From my experience many are focused on firefighting the day-to-day and putting some new gadget in the hands of the field personnel without regard to what the bigger picture IT plan is or should be.
In many cases, I believe CIOs succumb to this near-term view on things, because they, like the overall corporate marketplace, is driven by short-term results, whether it is quarterly financial results or the annual performance appraisal.
The Wall Street Journal, 30 October 2008, had an article entitled,
“Boots on the Ground or Weapons in the Sky?”—which seemed to tie right into this issue.
The debate is to which kind of war we should be preparing to fight— the current (types of) insurgencies in Iraq and Afghanistan or the next big war, such as potentially that with Russia or China.
Why are we facing this issue now?
“With the economy slowing and the tab for the government’s bailout of the private sector spiraling higher…lawmakers are signaling that Pentagon officials will soon have to choose.”
And there are serious implications to this choice:
“The wrong decision now could imperil U.S. national security down the road.”
The two sides of the debate come down to this:
Secretary Gates “accused some military officials of “next-war-itis,” which shortchanges current needs in favor of advanced weapons that might never be needed.”
In turn, some military officials “chided Mr. Gates for “this-war-itis,” a short-sighted focus on the present that could leave the armed forces dangerously unprepared down the road.”
From war to technology:
Like the military, the CIO faces a similar dilemma. Should the CIO invest and focus on current operational needs, the firefight that is needed today (this-IT-itis) or should they turn their attention to planning and governing to meet the business-IT needs of the future (next-IT-itis).
But can’t the CIO do both?
Yes and no.
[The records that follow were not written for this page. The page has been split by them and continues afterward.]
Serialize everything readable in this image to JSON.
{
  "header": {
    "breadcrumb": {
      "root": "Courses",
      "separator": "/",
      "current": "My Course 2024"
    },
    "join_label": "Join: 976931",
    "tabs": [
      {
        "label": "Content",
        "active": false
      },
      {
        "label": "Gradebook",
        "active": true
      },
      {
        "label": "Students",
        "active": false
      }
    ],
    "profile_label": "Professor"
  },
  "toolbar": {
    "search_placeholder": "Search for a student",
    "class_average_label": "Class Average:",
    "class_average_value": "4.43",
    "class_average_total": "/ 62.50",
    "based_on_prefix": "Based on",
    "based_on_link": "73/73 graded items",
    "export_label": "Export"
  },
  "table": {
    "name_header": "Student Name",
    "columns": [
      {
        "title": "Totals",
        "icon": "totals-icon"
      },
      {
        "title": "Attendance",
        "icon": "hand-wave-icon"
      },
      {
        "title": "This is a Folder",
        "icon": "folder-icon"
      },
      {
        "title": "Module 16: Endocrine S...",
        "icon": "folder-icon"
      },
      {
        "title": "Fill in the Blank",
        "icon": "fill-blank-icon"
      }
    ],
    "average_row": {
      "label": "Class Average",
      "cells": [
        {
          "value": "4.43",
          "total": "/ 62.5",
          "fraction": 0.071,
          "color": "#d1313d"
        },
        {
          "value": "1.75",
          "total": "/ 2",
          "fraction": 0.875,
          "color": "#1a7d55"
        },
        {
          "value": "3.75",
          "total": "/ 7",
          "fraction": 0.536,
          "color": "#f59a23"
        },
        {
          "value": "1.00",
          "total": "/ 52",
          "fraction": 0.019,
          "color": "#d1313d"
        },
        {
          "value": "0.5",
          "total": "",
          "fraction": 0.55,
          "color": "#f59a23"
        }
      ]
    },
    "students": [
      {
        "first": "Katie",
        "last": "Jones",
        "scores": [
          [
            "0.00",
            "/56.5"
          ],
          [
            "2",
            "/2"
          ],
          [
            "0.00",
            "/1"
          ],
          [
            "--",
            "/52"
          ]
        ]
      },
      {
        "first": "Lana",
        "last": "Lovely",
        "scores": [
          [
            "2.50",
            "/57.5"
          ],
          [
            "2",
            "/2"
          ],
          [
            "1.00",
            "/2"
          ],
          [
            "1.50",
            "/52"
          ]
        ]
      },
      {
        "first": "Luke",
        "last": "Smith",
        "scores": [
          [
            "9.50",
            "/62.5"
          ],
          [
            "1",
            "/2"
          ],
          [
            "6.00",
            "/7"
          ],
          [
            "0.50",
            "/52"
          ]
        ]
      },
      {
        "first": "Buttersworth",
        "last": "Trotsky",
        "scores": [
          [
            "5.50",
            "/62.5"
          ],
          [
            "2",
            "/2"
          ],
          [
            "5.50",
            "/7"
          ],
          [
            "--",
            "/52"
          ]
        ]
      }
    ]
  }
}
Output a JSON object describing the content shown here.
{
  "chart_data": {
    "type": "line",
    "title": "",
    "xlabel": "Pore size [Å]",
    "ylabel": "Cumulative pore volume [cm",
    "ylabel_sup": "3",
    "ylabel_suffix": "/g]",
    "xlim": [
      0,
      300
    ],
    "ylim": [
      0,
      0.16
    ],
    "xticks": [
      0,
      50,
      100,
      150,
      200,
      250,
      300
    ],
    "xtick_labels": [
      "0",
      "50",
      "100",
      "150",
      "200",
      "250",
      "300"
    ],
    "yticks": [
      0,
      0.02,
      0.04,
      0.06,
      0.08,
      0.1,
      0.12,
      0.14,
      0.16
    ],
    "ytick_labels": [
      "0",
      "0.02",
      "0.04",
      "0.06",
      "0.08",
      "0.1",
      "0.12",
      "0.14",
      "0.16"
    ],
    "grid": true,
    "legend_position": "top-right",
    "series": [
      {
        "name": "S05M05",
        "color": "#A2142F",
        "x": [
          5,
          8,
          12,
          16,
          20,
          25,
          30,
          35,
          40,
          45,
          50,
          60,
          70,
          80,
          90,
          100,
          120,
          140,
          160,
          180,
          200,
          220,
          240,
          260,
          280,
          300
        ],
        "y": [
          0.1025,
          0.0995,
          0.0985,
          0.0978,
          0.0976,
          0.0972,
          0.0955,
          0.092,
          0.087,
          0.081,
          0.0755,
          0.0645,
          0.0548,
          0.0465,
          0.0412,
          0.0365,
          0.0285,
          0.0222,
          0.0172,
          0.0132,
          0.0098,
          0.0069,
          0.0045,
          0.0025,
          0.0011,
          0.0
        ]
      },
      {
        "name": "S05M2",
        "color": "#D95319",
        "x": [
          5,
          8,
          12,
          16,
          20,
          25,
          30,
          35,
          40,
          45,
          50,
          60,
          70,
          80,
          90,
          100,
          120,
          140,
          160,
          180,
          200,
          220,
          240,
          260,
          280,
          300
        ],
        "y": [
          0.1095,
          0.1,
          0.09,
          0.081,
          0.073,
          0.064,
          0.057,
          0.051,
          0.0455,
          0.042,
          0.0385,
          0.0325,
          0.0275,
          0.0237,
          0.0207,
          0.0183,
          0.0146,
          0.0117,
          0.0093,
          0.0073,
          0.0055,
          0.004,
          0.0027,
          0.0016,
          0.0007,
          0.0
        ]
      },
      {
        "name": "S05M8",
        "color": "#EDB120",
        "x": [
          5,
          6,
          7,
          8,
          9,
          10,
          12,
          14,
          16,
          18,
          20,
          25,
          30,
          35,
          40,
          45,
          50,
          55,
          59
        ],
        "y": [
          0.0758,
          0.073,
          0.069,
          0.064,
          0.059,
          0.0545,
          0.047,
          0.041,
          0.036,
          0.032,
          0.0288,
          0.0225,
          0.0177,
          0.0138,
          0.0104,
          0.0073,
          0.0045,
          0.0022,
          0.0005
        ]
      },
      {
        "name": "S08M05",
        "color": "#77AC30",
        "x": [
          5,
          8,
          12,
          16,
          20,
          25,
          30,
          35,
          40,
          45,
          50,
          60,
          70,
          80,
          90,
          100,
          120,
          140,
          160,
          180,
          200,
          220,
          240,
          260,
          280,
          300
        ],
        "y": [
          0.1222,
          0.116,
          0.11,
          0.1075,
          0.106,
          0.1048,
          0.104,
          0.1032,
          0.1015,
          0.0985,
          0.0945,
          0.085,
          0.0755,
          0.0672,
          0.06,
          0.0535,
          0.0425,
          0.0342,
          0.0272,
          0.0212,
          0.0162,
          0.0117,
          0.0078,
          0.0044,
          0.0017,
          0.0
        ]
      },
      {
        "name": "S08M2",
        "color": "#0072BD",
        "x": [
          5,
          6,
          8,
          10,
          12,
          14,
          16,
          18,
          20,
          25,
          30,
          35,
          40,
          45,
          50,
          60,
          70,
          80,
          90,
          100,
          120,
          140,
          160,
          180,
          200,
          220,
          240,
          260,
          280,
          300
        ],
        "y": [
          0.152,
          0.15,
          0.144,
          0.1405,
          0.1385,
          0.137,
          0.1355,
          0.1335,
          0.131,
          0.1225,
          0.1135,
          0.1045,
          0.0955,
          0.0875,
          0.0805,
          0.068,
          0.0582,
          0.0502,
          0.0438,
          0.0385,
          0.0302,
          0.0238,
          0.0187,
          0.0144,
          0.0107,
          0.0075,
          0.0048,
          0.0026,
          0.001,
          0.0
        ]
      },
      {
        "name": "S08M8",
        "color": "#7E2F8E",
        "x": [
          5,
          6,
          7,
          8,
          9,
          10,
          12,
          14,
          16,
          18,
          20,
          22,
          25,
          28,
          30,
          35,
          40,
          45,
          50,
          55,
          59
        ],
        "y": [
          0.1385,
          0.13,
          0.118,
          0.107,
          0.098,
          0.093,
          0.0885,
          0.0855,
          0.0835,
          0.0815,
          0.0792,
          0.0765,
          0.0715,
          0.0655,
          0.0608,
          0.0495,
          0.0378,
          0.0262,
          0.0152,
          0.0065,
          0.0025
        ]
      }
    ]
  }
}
Just like the defense budget is limited, so too is the time and resources of the CIO. Sure, we can do some of both, but unless we make a conscious decision about where to focus, something bad can happen.
My belief is operations must be stabilized--sound, reliable, and secure—today’s needs, but then the CIO must extricate himself from the day-to-day firefighting to build mission capabilities and meet the needs of the organization for tomorrow.
At some point (and the sooner, the better), this-IT-itis must yield to next-IT-itis!